First, the Statistics Toolbox makes new data structures available for categorical data (categorical arrays) and mixed-type data (dataset arrays). Most MATLAB users performing statistical analysis or data mining tend to store their data in numerical matrices (my preference) or cell arrays. Using ordinary matrices requires the programmer/analyst to manage things like variable names. Cell arrays deal with the variable name issue, but preclude some of the nice things about using MATLAB matrices. Hopefully these new structures make statistical analysis in MATLAB more natural.

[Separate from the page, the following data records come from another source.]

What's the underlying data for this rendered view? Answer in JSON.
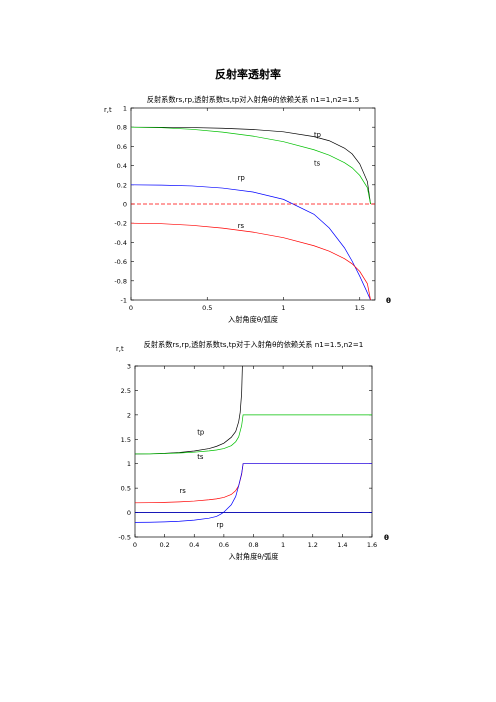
{
  "page": {
    "title": "反射率透射率"
  },
  "chart_data": [
    {
      "type": "line",
      "title": "反射系数rs,rp,透射系数ts,tp对入射角θ的依赖关系 n1=1,n2=1.5",
      "xlabel": "入射角度θ/弧度",
      "ylabel": "r,t",
      "x_axis_end_label": "θ",
      "xlim": [
        0,
        1.6
      ],
      "ylim": [
        -1,
        1
      ],
      "xticks": [
        0,
        0.5,
        1,
        1.5
      ],
      "yticks": [
        -1,
        -0.8,
        -0.6,
        -0.4,
        -0.2,
        0,
        0.2,
        0.4,
        0.6,
        0.8,
        1
      ],
      "ytick_labels": [
        "-1",
        "-0.8",
        "-0.6",
        "-0.4",
        "-0.2",
        "0",
        "0.2",
        "0.4",
        "0.6",
        "0.8",
        "1"
      ],
      "xtick_labels": [
        "0",
        "0.5",
        "1",
        "1.5"
      ],
      "series": [
        {
          "name": "tp",
          "color": "#000000",
          "x": [
            0,
            0.2,
            0.4,
            0.6,
            0.8,
            1.0,
            1.2,
            1.3,
            1.4,
            1.45,
            1.5,
            1.55,
            1.5708
          ],
          "y": [
            0.8,
            0.799,
            0.796,
            0.789,
            0.776,
            0.752,
            0.702,
            0.659,
            0.582,
            0.522,
            0.418,
            0.234,
            0
          ]
        },
        {
          "name": "ts",
          "color": "#00c000",
          "x": [
            0,
            0.2,
            0.4,
            0.6,
            0.8,
            1.0,
            1.2,
            1.3,
            1.4,
            1.45,
            1.5,
            1.55,
            1.5708
          ],
          "y": [
            0.8,
            0.795,
            0.778,
            0.749,
            0.707,
            0.649,
            0.565,
            0.509,
            0.43,
            0.377,
            0.298,
            0.17,
            0
          ]
        },
        {
          "name": "rp",
          "color": "#0000ff",
          "x": [
            0,
            0.2,
            0.4,
            0.6,
            0.8,
            1.0,
            1.2,
            1.3,
            1.4,
            1.45,
            1.5,
            1.55,
            1.5708
          ],
          "y": [
            0.2,
            0.197,
            0.188,
            0.166,
            0.125,
            0.048,
            -0.107,
            -0.25,
            -0.457,
            -0.595,
            -0.752,
            -0.925,
            -1
          ]
        },
        {
          "name": "rs",
          "color": "#ff0000",
          "x": [
            0,
            0.2,
            0.4,
            0.6,
            0.8,
            1.0,
            1.2,
            1.3,
            1.4,
            1.45,
            1.5,
            1.55,
            1.5708
          ],
          "y": [
            -0.2,
            -0.205,
            -0.222,
            -0.251,
            -0.293,
            -0.351,
            -0.435,
            -0.491,
            -0.57,
            -0.623,
            -0.702,
            -0.83,
            -1
          ]
        },
        {
          "name": "",
          "color": "#ff0000",
          "dash": "4,2",
          "x": [
            0,
            1.6
          ],
          "y": [
            0,
            0
          ]
        }
      ],
      "annotations": [
        {
          "text": "tp",
          "x": 1.2,
          "y": 0.7
        },
        {
          "text": "ts",
          "x": 1.2,
          "y": 0.4
        },
        {
          "text": "rp",
          "x": 0.7,
          "y": 0.25
        },
        {
          "text": "rs",
          "x": 0.7,
          "y": -0.25
        }
      ]
    },
    {
      "type": "line",
      "title": "反射系数rs,rp,透射系数ts,tp对于入射角θ的依赖关系 n1=1.5,n2=1",
      "xlabel": "入射角度θ/弧度",
      "ylabel": "r,t",
      "x_axis_end_label": "θ",
      "xlim": [
        0,
        1.6
      ],
      "ylim": [
        -0.5,
        3
      ],
      "xticks": [
        0,
        0.2,
        0.4,
        0.6,
        0.8,
        1,
        1.2,
        1.4,
        1.6
      ],
      "yticks": [
        -0.5,
        0,
        0.5,
        1,
        1.5,
        2,
        2.5,
        3
      ],
      "ytick_labels": [
        "-0.5",
        "0",
        "0.5",
        "1",
        "1.5",
        "2",
        "2.5",
        "3"
      ],
      "xtick_labels": [
        "0",
        "0.2",
        "0.4",
        "0.6",
        "0.8",
        "1",
        "1.2",
        "1.4",
        "1.6"
      ],
      "series": [
        {
          "name": "tp",
          "color": "#000000",
          "x": [
            0,
            0.1,
            0.2,
            0.3,
            0.4,
            0.5,
            0.55,
            0.6,
            0.65,
            0.68,
            0.7,
            0.71,
            0.72,
            0.725
          ],
          "y": [
            1.2,
            1.203,
            1.213,
            1.23,
            1.26,
            1.31,
            1.355,
            1.42,
            1.54,
            1.66,
            1.86,
            2.05,
            2.45,
            3.0
          ]
        },
        {
          "name": "ts",
          "color": "#00c000",
          "x": [
            0,
            0.1,
            0.2,
            0.3,
            0.4,
            0.5,
            0.55,
            0.6,
            0.65,
            0.68,
            0.7,
            0.72,
            0.7297,
            0.9,
            1.2,
            1.6
          ],
          "y": [
            1.2,
            1.202,
            1.208,
            1.219,
            1.236,
            1.262,
            1.28,
            1.31,
            1.37,
            1.45,
            1.55,
            1.78,
            2.0,
            2.0,
            2.0,
            2.0
          ]
        },
        {
          "name": "rs",
          "color": "#ff0000",
          "x": [
            0,
            0.1,
            0.2,
            0.3,
            0.4,
            0.5,
            0.55,
            0.6,
            0.65,
            0.68,
            0.7,
            0.72,
            0.7297,
            0.9,
            1.2,
            1.6
          ],
          "y": [
            0.2,
            0.202,
            0.208,
            0.219,
            0.236,
            0.262,
            0.28,
            0.31,
            0.37,
            0.45,
            0.55,
            0.78,
            1.0,
            1.0,
            1.0,
            1.0
          ]
        },
        {
          "name": "rp",
          "color": "#0000ff",
          "x": [
            0,
            0.1,
            0.2,
            0.3,
            0.4,
            0.5,
            0.55,
            0.58,
            0.6,
            0.65,
            0.68,
            0.7,
            0.72,
            0.7297,
            0.9,
            1.2,
            1.6
          ],
          "y": [
            -0.2,
            -0.198,
            -0.19,
            -0.177,
            -0.155,
            -0.115,
            -0.08,
            -0.03,
            0.01,
            0.16,
            0.33,
            0.55,
            0.8,
            1.0,
            1.0,
            1.0,
            1.0
          ]
        },
        {
          "name": "",
          "color": "#000000",
          "x": [
            0,
            1.6
          ],
          "y": [
            0,
            0
          ]
        },
        {
          "name": "",
          "color": "#0000ff",
          "x": [
            0,
            1.6
          ],
          "y": [
            0.005,
            0.005
          ]
        }
      ],
      "annotations": [
        {
          "text": "tp",
          "x": 0.42,
          "y": 1.6
        },
        {
          "text": "ts",
          "x": 0.42,
          "y": 1.1
        },
        {
          "text": "rs",
          "x": 0.3,
          "y": 0.4
        },
        {
          "text": "rp",
          "x": 0.55,
          "y": -0.3
        }
      ]
    }
  ]
}
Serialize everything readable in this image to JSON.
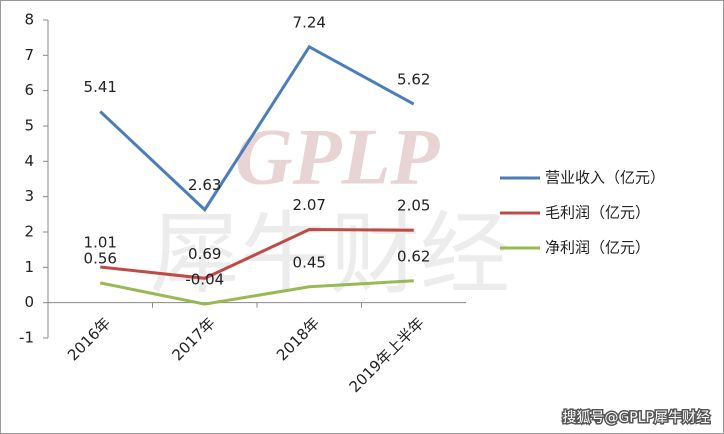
{
  "chart_data": {
    "type": "line",
    "categories": [
      "2016年",
      "2017年",
      "2018年",
      "2019年上半年"
    ],
    "series": [
      {
        "name": "营业收入（亿元）",
        "color": "#4a7ebb",
        "values": [
          5.41,
          2.63,
          7.24,
          5.62
        ]
      },
      {
        "name": "毛利润（亿元）",
        "color": "#be4b48",
        "values": [
          1.01,
          0.69,
          2.07,
          2.05
        ]
      },
      {
        "name": "净利润（亿元）",
        "color": "#98b954",
        "values": [
          0.56,
          -0.04,
          0.45,
          0.62
        ]
      }
    ],
    "ylim": [
      -1,
      8
    ],
    "yticks": [
      -1,
      0,
      1,
      2,
      3,
      4,
      5,
      6,
      7,
      8
    ],
    "grid": false,
    "legend": "right"
  },
  "watermark": {
    "brand": "GPLP",
    "name": "犀牛财经",
    "source": "搜狐号@GPLP犀牛财经"
  }
}
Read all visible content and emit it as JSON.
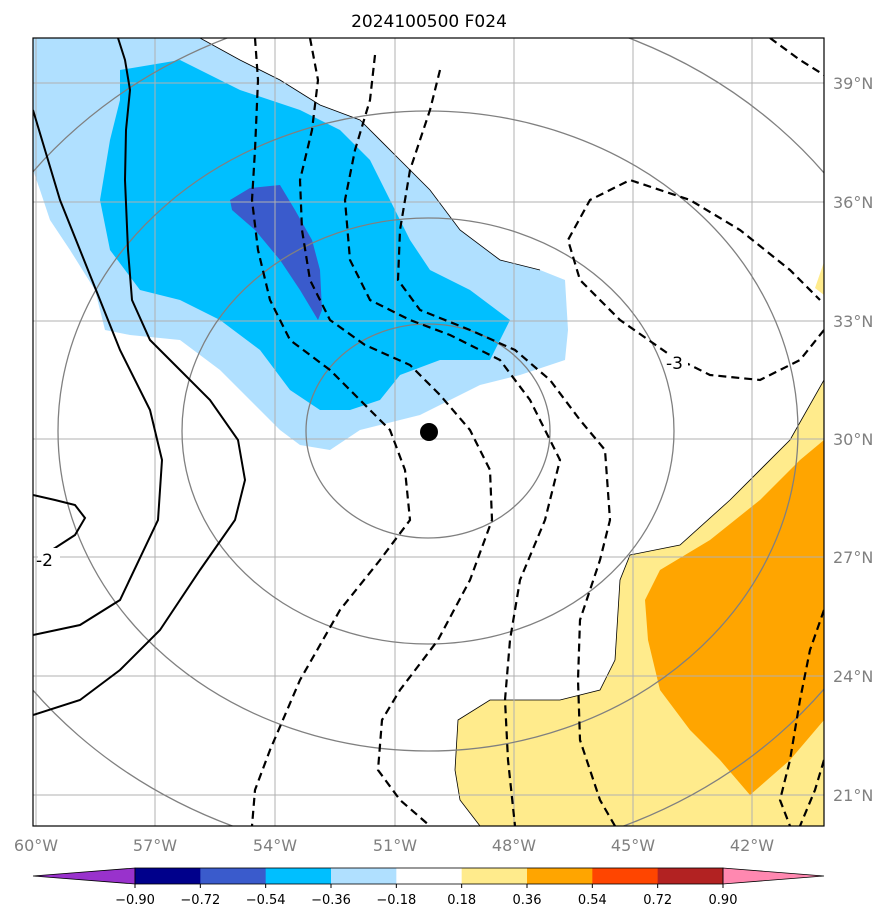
{
  "title": "2024100500 F024",
  "map": {
    "lon_range": [
      -60,
      -40
    ],
    "lat_range": [
      20,
      40
    ],
    "lon_ticks": [
      "60°W",
      "57°W",
      "54°W",
      "51°W",
      "48°W",
      "45°W",
      "42°W"
    ],
    "lat_ticks": [
      "39°N",
      "36°N",
      "33°N",
      "30°N",
      "27°N",
      "24°N",
      "21°N"
    ],
    "grid": true,
    "storm_center": {
      "lon": -50.9,
      "lat": 30.2,
      "marker": "filled-circle"
    },
    "contour_labels": [
      "-3",
      "-2"
    ]
  },
  "colorbar": {
    "tick_labels": [
      "−0.90",
      "−0.72",
      "−0.54",
      "−0.36",
      "−0.18",
      "0.18",
      "0.36",
      "0.54",
      "0.72",
      "0.90"
    ],
    "colors": [
      "#9932CC",
      "#00008B",
      "#3A5BCC",
      "#00BFFF",
      "#B0E0FF",
      "#FFFFFF",
      "#FFEB8C",
      "#FFA500",
      "#FF4500",
      "#B22222",
      "#FF88B0"
    ],
    "extend": "both"
  }
}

Second, the Statistics Toolbox updates the classify function, permitting it to output the discovered discriminant coefficients (at last!). I have been complaining about this for a long time. Why? Because classify provides quadratic discriminant analysis (QDA), an important non-linear modeling algorithm. Without the coefficients, though, it is impossible to deliver models to other (admittedly inferior to MATLAB) platforms.
Also of note: the Genetic Algorithm and Direct Search Toolbox now includes simulated annealing.
More information on 2007a is available at The Mathworks.